Escape 14: Promise me immortality and I’ll kiss your boots.

Escape 14: Promise me immortality and I’ll kiss your boots.

 So how did we go from creating inequality just on the basis of personal qualities to what we have now?  In present times, in lots of ways it isn’t even people who we bow down to it’s capital.  That’s how abstracted from the original basis of inequality it’s become.  Chapter 4 of EFE is called The Evolution of Inequality and that’s what it delivers.  The next chapter brings us closer to the present, but for the moment we must stay with primitives for a while longer.

Once men consented to live by the redistribution of life’s goods through a god figure who represented life, they had sealed their fate.  There was no stopping the process of the monopolization of life in the king’s hands.

 Actually, this quote, although representative of part of the thesis of this chapter only reflects the trajectory in broad terms of the creation of ‘organized’ inequality and the development of classes.  In early primitive societies there was a basic equality.  Yes, some individuals were superior hunters and received prestige because of it but there was a mutual support system built into this arrangement.  The gods provided life and the society provided prestige for the gods or their intermediaries, the priest-rulers who fancied themselves capable of harnessing the power of the sun to benefit the society in question.  Early on there were people who commandeered the ritual techniques of manufacture and demanded that people followed them precisely or else death and destruction would follow.  Most Indiana Jones movies are based on this kind of scenario.  People weren’t necessarily happy about giving up some of their own power to the king or ruler, but they were willing to put up with a certain amount of tyranny if the harvests were good.  If not, one consequence was often the violent deposition of the ruler.  ‘You deliver, or else.’  Still things are never simple or straightforward everything considered: people like to be cajoled and seduced into following.  They don’t want it to be simply a question of force.

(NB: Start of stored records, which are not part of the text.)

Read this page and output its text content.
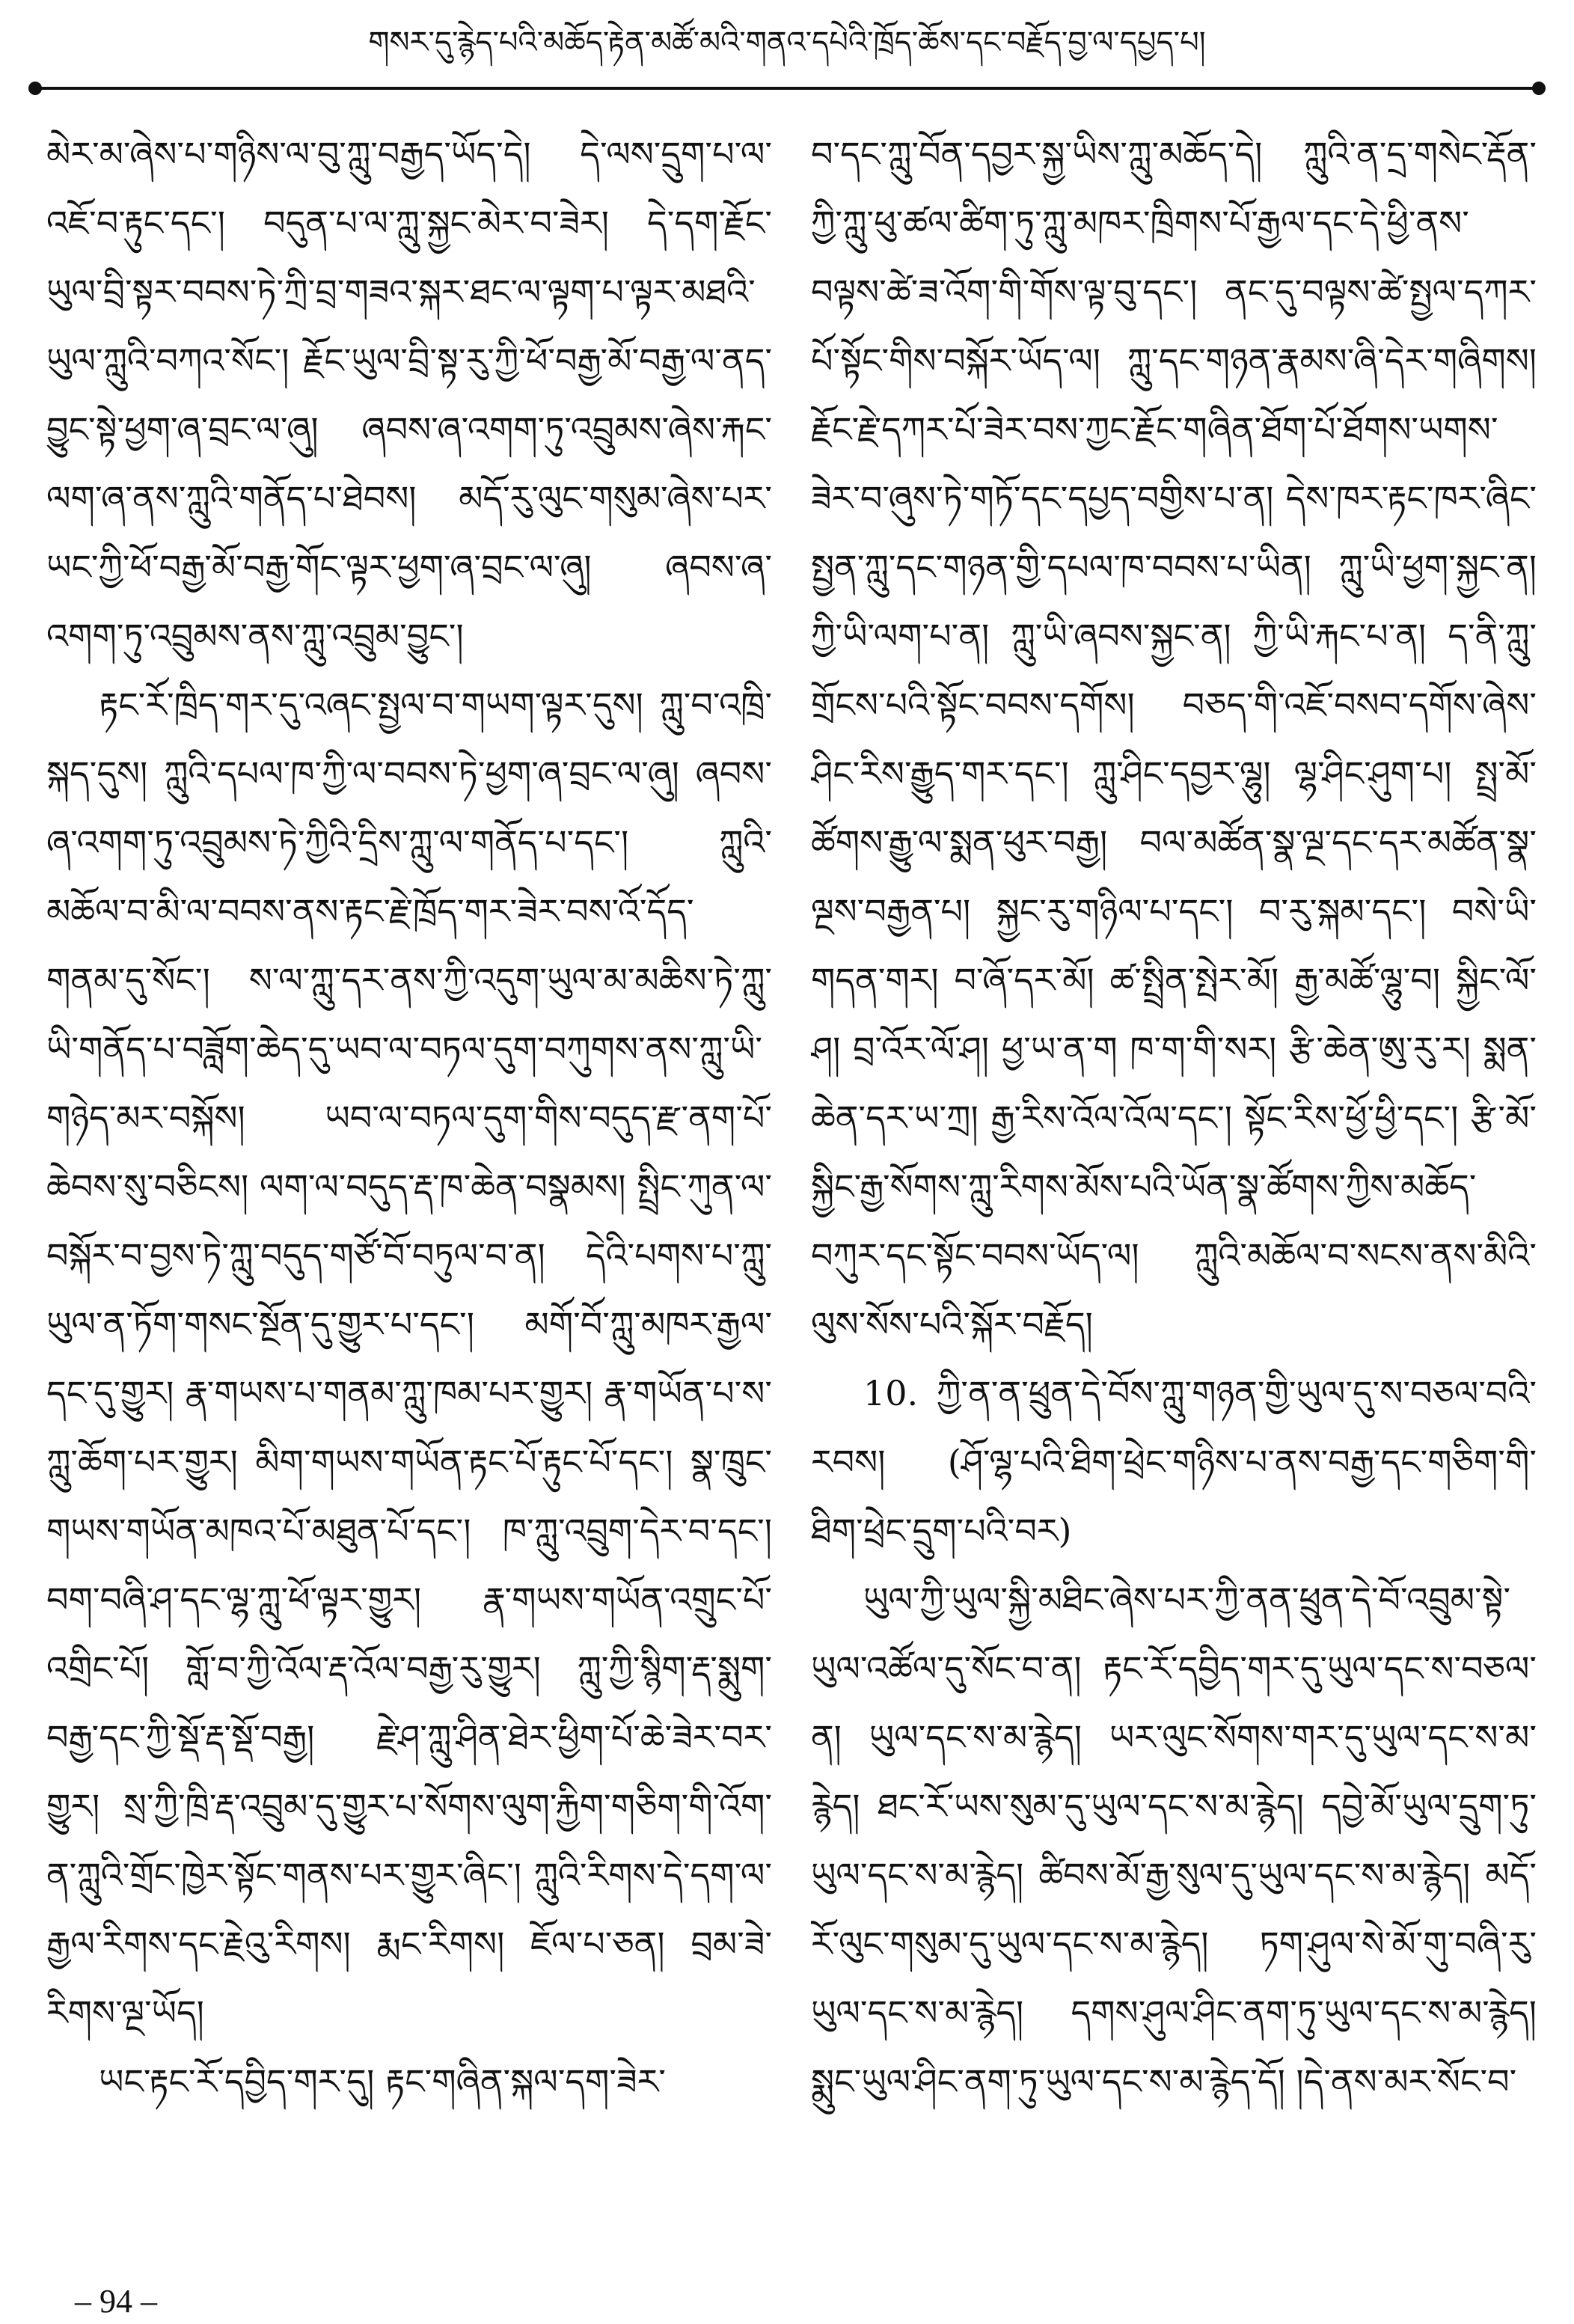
གསར་དུ་རྙེད་པའི་མཆོད་རྟེན་མཚོ་མའི་གནའ་དཔེའི་ཁྲོད་ཆོས་དང་བརྗོད་བྱ་ལ་དཔྱད་པ།

མེར་མ་ཞེས་པ་གཉིས་ལ་བུ་ཀླུ་བརྒྱད་ཡོད་དེ། དེ་ལས་དྲུག་པ་ལ་འཇོ་བ་རྟུང་དང་། བདུན་པ་ལ་ཀླུ་སྐྱང་མེར་བ་ཟེར། དེ་དག་རྗོང་ཡུལ་བྲི་སྟར་བབས་ཏེ་ཀྲི་བྲ་གཟའ་སྐར་ཐང་ལ་ལྟག་པ་ལྟར་མཐའི་ཡུལ་ཀླུའི་བཀའ་སོང་། རྗོང་ཡུལ་བྲི་སྟ་རུ་ཀྱི་ཕོ་བརྒྱ་མོ་བརྒྱ་ལ་ནད་བྱུང་སྟེ་ཕྱག་ཞ་བྲང་ལ་ཞུ། ཞབས་ཞ་འགག་ཏུ་འབྲུམས་ཞེས་རྐང་ལག་ཞ་ནས་ཀླུའི་གནོད་པ་ཐེབས། མདོ་རུ་ལུང་གསུམ་ཞེས་པར་ཡང་ཀྱི་ཕོ་བརྒྱ་མོ་བརྒྱ་གོང་ལྟར་ཕྱག་ཞ་བྲང་ལ་ཞུ། ཞབས་ཞ་འགག་ཏུ་འབྲུམས་ནས་ཀླུ་འབྲུམ་བྱུང་།

རྟང་རོ་ཁྲིད་གར་དུ་འཞང་སྤྱལ་བ་གཡག་ལྟར་དུས། ཀླུ་བ་འཁྲི་སྐད་དུས། ཀླུའི་དཔལ་ཁ་ཀྱི་ལ་བབས་ཏེ་ཕྱག་ཞ་བྲང་ལ་ཞུ། ཞབས་ཞ་འགག་ཏུ་འབྲུམས་ཏེ་ཀྱིའི་དྲིས་ཀླུ་ལ་གནོད་པ་དང་། ཀླུའི་མཆོལ་བ་མི་ལ་བབས་ནས་རྟང་རྗེ་ཁྲོད་གར་ཟེར་བས་འོ་དོད་གནམ་དུ་སོང་། ས་ལ་ཀླུ་དར་ནས་ཀྱི་འདུག་ཡུལ་མ་མཆིས་ཏེ་ཀླུ་ཡི་གནོད་པ་བཟློག་ཆེད་དུ་ཡབ་ལ་བཏལ་དུག་བཀུགས་ནས་ཀླུ་ཡི་གཉེད་མར་བསྐོས། ཡབ་ལ་བཏལ་དུག་གིས་བདུད་རྫ་ནག་པོ་ཆེབས་སུ་བཅིངས། ལག་ལ་བདུད་རྡ་ཁ་ཆེན་བསྣམས། སྤྲིང་ཀུན་ལ་བསྐོར་བ་བྱས་ཏེ་ཀླུ་བདུད་གཙོ་བོ་བཏུལ་བ་ན། དེའི་པགས་པ་ཀླུ་ཡུལ་ན་ཏོག་གསང་སྔོན་དུ་གྱུར་པ་དང་། མགོ་བོ་ཀླུ་མཁར་རྒྱལ་དང་དུ་གྱུར། རྣ་གཡས་པ་གནམ་ཀླུ་ཁམ་པར་གྱུར། རྣ་གཡོན་པ་ས་ཀླུ་ཆོག་པར་གྱུར། མིག་གཡས་གཡོན་རྟང་པོ་རྟུང་པོ་དང་། སྣ་ཁྲུང་གཡས་གཡོན་མཁའ་པོ་མཐུན་པོ་དང་། ཁ་ཀླུ་འབྲུག་དེར་བ་དང་། བག་བཞི་ཤ་དང་ལྷ་ཀླུ་ཕོ་ལྟར་གྱུར། རྣ་གཡས་གཡོན་འགྲུང་པོ་འགྲིང་པོ། གློ་བ་ཀྱི་འོལ་རྡ་འོལ་བརྒྱ་རུ་གྱུར། ཀླུ་ཀྱི་སྙིག་རྡ་སྨུག་བརྒྱ་དང་ཀྱི་སྡོ་རྡ་སྡོ་བརྒྱ། རྗེ་ཤ་ཀླུ་ཤིན་ཐེར་ཕྱིག་པོ་ཆེ་ཟེར་བར་གྱུར། སྲ་ཀྱི་ཁྲི་རྡ་འབྲུམ་དུ་གྱུར་པ་སོགས་ལུག་རྐྱིག་གཅིག་གི་འོག་ན་ཀླུའི་གྲོང་ཁྱེར་སྟོང་གནས་པར་གྱུར་ཞིང་། ཀླུའི་རིགས་དེ་དག་ལ་རྒྱལ་རིགས་དང་རྗེའུ་རིགས། རྨང་རིགས། ཇོལ་པ་ཅན། བྲམ་ཟེ་རིགས་ལྔ་ཡོད།

ཡང་རྟང་རོ་དབྱིད་གར་དུ། རྟང་གཞིན་སྐལ་དག་ཟེར་

བ་དང་ཀླུ་བོན་དབྱར་སྐྱ་ཡིས་ཀླུ་མཆོད་དེ། ཀླུའི་ན་དྲ་གསེང་རྡོན་ཀྱི་ཀླུ་ཕུ་ཚལ་ཚིག་ཏུ་ཀླུ་མཁར་ཁྲིགས་པོ་རྒྱལ་དང་དེ་ཕྱི་ནས་བལྟས་ཚེ་ཟ་འོག་གི་གོས་ལྟ་བུ་དང་། ནང་དུ་བལྟས་ཚེ་སྤྱལ་དཀར་པོ་སྟོང་གིས་བསྐོར་ཡོད་ལ། ཀླུ་དང་གཉན་རྣམས་ཞི་དེར་གཞིགས། རྗོང་རྗེ་དཀར་པོ་ཟེར་བས་ཀྱང་རྗོང་གཞིན་ཐོག་པོ་ཐོགས་ཡགས་ཟེར་བ་ཞུས་ཏེ་གཏོ་དང་དཔྱད་བགྱིས་པ་ན། དེས་ཁར་རྟང་ཁར་ཞིང་སྤྱན་ཀླུ་དང་གཉན་གྱི་དཔལ་ཁ་བབས་པ་ཡིན། ཀླུ་ཡི་ཕྱག་སྐྱང་ན། ཀྱི་ཡི་ལག་པ་ན། ཀླུ་ཡི་ཞབས་སྐྱང་ན། ཀྱི་ཡི་རྐང་པ་ན། ད་ནི་ཀླུ་གྲོངས་པའི་སྟོང་བབས་དགོས། བཅད་གི་འཇོ་བསབ་དགོས་ཞེས་ཤིང་རིས་རྒྱུད་གར་དང་། ཀླུ་ཤིང་དབྱར་ལྷུ། ལྷ་ཤིང་ཤུག་པ། སྤྲ་མོ་ཚོགས་རྒྱུ་ལ་སྨན་ཕུར་བརྒྱ། བལ་མཚོན་སྣ་ལྔ་དང་དར་མཚོན་སྣ་ལྔས་བརྒྱན་པ། སྐྱང་རུ་གཉིལ་པ་དང་། བ་རུ་སྐམ་དང་། བསེ་ཡི་གདན་གར། བ་ཞོ་དར་མོ། ཚ་སྤྲིན་སྤེར་མོ། རྒྱ་མཚོ་ལྷུ་བ། སྐྱིང་ལོ་ཤ། བྲ་འོར་ལོ་ཤ། ཕྱ་ཡ་ན་ག ཁ་ག་གི་སར། རྩི་ཆེན་ཨུ་རུ་ར། སྨན་ཆེན་དར་ཡ་ཀྲ། རྒྱ་རིས་འོལ་འོལ་དང་། སྟོང་རིས་ཕྱོ་ཕྱི་དང་། རྩི་མོ་སྐྱིང་རྒྱ་སོགས་ཀླུ་རིགས་མོས་པའི་ཡོན་སྣ་ཚོགས་ཀྱིས་མཆོད་བཀུར་དང་སྟོང་བབས་ཡོད་ལ། ཀླུའི་མཆོལ་བ་སངས་ནས་མིའི་ལུས་སོས་པའི་སྐོར་བརྗོད།

10. ཀྱི་ན་ན་ཕྲུན་དེ་བོས་ཀླུ་གཉན་གྱི་ཡུལ་དུ་ས་བཅལ་བའི་རབས། (ཤོ་ལྷ་པའི་ཐིག་ཕྲེང་གཉིས་པ་ནས་བརྒྱ་དང་གཅིག་གི་ཐིག་ཕྲེང་དྲུག་པའི་བར)

ཡུལ་ཀྱི་ཡུལ་སྐྱི་མཐིང་ཞེས་པར་ཀྱི་ནན་ཕྲུན་དེ་བོ་འབྲུམ་སྟེ་ཡུལ་འཚོལ་དུ་སོང་བ་ན། རྟང་རོ་དབྱིད་གར་དུ་ཡུལ་དང་ས་བཅལ་ན། ཡུལ་དང་ས་མ་རྙེད། ཡར་ལུང་སོགས་གར་དུ་ཡུལ་དང་ས་མ་རྙེད། ཐང་རོ་ཡས་སུམ་དུ་ཡུལ་དང་ས་མ་རྙེད། དབྱེ་མོ་ཡུལ་དྲུག་ཏུ་ཡུལ་དང་ས་མ་རྙེད། ཚིབས་མོ་རྒྱ་སུལ་དུ་ཡུལ་དང་ས་མ་རྙེད། མདོ་རོ་ལུང་གསུམ་དུ་ཡུལ་དང་ས་མ་རྙེད། ཏག་ཤུལ་སེ་མོ་གུ་བཞི་རུ་ཡུལ་དང་ས་མ་རྙེད། དགས་ཤུལ་ཤིང་ནག་ཏུ་ཡུལ་དང་ས་མ་རྙེད། སྨུང་ཡུལ་ཤིང་ནག་ཏུ་ཡུལ་དང་ས་མ་རྙེད་དོ། །དེ་ནས་མར་སོང་བ་

– 94 –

…men will not give in to power unless it is accompanied by mystification, as in the service of something that has a grander aura of legitimacy, of symbolic compellingness. (p. 58)

 So, eventually, after a period of thousands of years through the power of mystification and a good measure of coercion humankind moved from a simple system of sharing to one of redistribution by the ruler.  Slowly, without noticing it, people bartered away social equality and some individual freedom for prosperity and order.

Once you went from an economy of simple sharing to one of redistribution, goods ceased to be your natural right.  (p. 58)

Here Becker uses the potlatch as an example of a situation whereby economic activity and social morality began to be disconnected from each other.  He calls the classic potlatch as practiced by the ‘Kwakiutl’ a redistribution ceremony pure and simple.  Huge surpluses were gathered and concentrated in the hands of the chief without creating severe hardship for the people then redistributed.  It created a situation where heroism and expiation could be exercised concurrently.  The more goods one could give away or destroy the more heroic he would be and the more power could be accrued.  Expiation came too because in giving away loads of goods, the chief atoned for the sin of accumulating the surplus in the first place.  Now the invisible powers started to take a back seat to the more visible chief.  Now we were witness to what Hocart calls the ‘growing conceit’ of man.  Communal ritual now replaces the ritual importance of the family.  The thing about the classic potlatch though was that it didn’t transcend the group.  The modern ‘potlatch’ whereby Ted Turner gives the  UN billions of dollars or public buildings are donated by the likes of Carnegie, Rockefeller or more tellingly, Telus, GM and Molson’s is good publicity but it’s giving but a tiny fraction of what was gotten by exploitation.